Terminologi organisasi Kader adalah organisasi yang mengedepankan pendidikan sebagai alat untuk membentuk karakter, pola pikir, kesadaran dan tingkah laku yang diharapkan kesemua hal tersebut dapat membantu organisasi mencapai tujuannya. Biasanya dalam organisasi Kader terdapat sistem pendidikan yang dilaksanakan secara berjenjang atau bertingkat. Masing-masing tingkatan itu mempunyai output tersendiri. Disamping itu itu sirkulasi kepemimpinan dalam organisasi kader berlangsung secara terus menerus berdasarkan periodik tertentu.
Sementara itu, Terminologi organisasi Massa adalah organisasi yang mengedepankan pada jumlah massa, dipimpin oleh seorang pemimpin karismatik yang sekaligus sebagai patron dalam organisasi tersebut. Berbeda dengan organisasi kader, dalam kebanyakan organisi massa tidak memiliki konsep pendidikan yang berjenjang. Untuk itu organisasi massa tidak meniti beratkan pada pembentukan fondasi kesadaran kuat. Namun lebih mengikuti arahan pemimpin karismatik.

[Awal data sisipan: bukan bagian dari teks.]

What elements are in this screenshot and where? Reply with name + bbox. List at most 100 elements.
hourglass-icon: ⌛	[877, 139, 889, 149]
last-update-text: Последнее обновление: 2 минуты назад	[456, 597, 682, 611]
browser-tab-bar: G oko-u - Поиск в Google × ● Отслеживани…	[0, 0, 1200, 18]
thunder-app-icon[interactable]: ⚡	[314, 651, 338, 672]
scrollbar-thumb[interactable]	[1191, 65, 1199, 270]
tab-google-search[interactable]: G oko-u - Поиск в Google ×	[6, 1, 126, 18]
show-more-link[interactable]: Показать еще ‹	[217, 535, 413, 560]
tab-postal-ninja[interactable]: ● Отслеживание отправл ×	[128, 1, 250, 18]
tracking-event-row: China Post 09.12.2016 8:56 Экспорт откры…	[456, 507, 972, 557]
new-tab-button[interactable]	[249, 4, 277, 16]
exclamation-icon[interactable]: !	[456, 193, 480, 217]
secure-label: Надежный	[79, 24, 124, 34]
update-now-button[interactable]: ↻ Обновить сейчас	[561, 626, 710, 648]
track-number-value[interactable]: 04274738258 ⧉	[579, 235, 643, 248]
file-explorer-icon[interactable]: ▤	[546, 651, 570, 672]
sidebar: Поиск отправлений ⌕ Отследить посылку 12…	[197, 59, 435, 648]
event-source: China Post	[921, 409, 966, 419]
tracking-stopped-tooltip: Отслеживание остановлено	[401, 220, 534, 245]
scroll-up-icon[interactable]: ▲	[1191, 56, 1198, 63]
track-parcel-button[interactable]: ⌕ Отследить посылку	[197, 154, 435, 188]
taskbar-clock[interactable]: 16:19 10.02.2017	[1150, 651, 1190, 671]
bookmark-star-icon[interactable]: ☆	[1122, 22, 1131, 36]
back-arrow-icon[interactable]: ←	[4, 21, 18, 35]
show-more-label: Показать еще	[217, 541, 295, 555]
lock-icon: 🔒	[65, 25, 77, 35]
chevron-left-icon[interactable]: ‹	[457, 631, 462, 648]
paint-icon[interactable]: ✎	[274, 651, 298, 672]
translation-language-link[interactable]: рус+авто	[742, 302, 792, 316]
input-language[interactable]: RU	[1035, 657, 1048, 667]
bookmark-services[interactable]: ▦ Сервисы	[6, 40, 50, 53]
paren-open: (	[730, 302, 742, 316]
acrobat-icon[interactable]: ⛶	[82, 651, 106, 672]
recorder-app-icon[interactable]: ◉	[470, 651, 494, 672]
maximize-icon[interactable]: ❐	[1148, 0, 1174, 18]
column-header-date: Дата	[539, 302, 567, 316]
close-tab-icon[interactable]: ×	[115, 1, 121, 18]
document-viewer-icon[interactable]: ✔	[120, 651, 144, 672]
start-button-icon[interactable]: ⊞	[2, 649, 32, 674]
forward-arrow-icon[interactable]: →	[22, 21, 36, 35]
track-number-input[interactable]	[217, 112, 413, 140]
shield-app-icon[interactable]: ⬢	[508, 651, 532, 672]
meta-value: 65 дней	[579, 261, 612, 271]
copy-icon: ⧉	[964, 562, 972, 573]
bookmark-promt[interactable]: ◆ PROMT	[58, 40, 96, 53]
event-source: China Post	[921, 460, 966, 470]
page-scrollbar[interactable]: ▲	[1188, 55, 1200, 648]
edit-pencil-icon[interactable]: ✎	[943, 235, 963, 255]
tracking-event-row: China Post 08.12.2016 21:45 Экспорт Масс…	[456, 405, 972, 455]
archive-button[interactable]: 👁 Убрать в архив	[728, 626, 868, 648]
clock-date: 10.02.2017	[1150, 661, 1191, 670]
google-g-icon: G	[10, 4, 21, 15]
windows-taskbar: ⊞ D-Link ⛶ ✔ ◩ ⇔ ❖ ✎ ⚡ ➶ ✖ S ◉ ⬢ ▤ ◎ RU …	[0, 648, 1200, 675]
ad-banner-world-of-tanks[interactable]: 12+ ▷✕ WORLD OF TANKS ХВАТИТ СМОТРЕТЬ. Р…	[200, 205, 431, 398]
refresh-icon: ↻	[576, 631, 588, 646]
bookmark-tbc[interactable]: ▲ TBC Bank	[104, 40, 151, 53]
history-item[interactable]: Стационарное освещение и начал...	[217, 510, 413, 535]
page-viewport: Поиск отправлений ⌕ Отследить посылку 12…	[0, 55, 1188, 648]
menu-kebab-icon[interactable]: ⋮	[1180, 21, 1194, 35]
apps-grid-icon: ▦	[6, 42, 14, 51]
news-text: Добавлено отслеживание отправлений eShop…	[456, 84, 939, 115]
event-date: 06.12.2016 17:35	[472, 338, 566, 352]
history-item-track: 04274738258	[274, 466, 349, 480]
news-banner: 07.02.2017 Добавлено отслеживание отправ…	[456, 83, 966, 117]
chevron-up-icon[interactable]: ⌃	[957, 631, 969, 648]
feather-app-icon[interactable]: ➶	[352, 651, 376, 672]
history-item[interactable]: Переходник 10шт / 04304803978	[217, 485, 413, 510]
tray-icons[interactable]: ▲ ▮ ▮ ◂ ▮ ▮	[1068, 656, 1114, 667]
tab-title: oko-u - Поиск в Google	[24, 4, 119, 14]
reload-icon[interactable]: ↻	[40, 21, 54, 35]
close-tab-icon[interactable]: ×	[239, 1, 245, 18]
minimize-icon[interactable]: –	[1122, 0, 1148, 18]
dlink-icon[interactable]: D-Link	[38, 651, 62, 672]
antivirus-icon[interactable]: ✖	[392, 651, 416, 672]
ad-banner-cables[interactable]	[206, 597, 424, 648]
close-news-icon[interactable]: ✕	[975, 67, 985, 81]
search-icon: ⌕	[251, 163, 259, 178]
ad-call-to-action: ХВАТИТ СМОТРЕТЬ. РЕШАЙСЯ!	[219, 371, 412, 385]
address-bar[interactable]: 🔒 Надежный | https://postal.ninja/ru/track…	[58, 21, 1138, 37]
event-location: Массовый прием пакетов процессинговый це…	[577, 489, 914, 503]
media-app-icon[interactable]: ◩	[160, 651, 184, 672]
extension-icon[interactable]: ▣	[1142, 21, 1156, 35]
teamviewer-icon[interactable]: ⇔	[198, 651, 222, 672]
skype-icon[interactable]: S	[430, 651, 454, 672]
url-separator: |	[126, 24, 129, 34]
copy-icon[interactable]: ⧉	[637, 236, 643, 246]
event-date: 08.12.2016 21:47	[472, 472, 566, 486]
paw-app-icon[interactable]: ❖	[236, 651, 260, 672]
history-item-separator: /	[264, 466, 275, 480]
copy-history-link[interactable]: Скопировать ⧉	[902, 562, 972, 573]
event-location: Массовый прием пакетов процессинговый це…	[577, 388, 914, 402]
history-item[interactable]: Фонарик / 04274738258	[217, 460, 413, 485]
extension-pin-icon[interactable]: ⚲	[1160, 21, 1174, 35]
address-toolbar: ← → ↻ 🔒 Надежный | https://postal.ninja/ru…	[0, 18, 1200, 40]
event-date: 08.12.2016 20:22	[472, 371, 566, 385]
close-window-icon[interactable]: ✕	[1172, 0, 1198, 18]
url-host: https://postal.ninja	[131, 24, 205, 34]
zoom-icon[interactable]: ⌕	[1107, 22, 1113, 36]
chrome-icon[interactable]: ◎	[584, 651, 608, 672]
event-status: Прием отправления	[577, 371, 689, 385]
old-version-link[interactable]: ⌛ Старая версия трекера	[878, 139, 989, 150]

Dari dua definisi tersebut, nampaknya KMHDI lebih cocok disandingkan sebagai organisasi Kader. sebagai organisasi kader KMHDI mempunyai sistem pendidikan yang dilaksanakan secara berjenjang mulai dari MPAB, KT 1, KT 2, KT 3, DMO, DIKLAT, dan TOT. Setiap jenjang pendidikan kesemuanya memiliki output atau capaian masing-masing. Misal pada MPAB capaianya adalah memberikan pengenalan dasar terkait organisasi kepada calon kader KMHDI, kemudian KT 1 capaianya adalah Ideologisasi nilai dan tujuan organisasi dan pun tahapan-tahapan lainya juga memiliki capaian.
Pelaksanaan tingkatan pendidikan inilah yang kemudian menjadi alat untuk membentuk fondasi karakter, pola pikir, kesadaran, serta perilaku kader-kader KMHDI sebagai modal untuk mewujudkan tujuan organisasi KMHDI, dalam hal ini adalah Purwaka KMHDI. Sementara jika memilih organisasi Massa, maka pembentukan fondasi kesadaran kader-kader KMHDI susah untuk terwujud lantaran tergantung pada arahan pemimpin.
Untuk itulah kesadaran bahwa KMHDI adalah organisasi kader harus dipupuk oleh setiap kader serta pengurus KMHDI. Alasan-alasan untuk memundurkan kalender kaderisasi, terlebih dengan alasan jumlah peserta sedikit perlu dipikirkan ulang.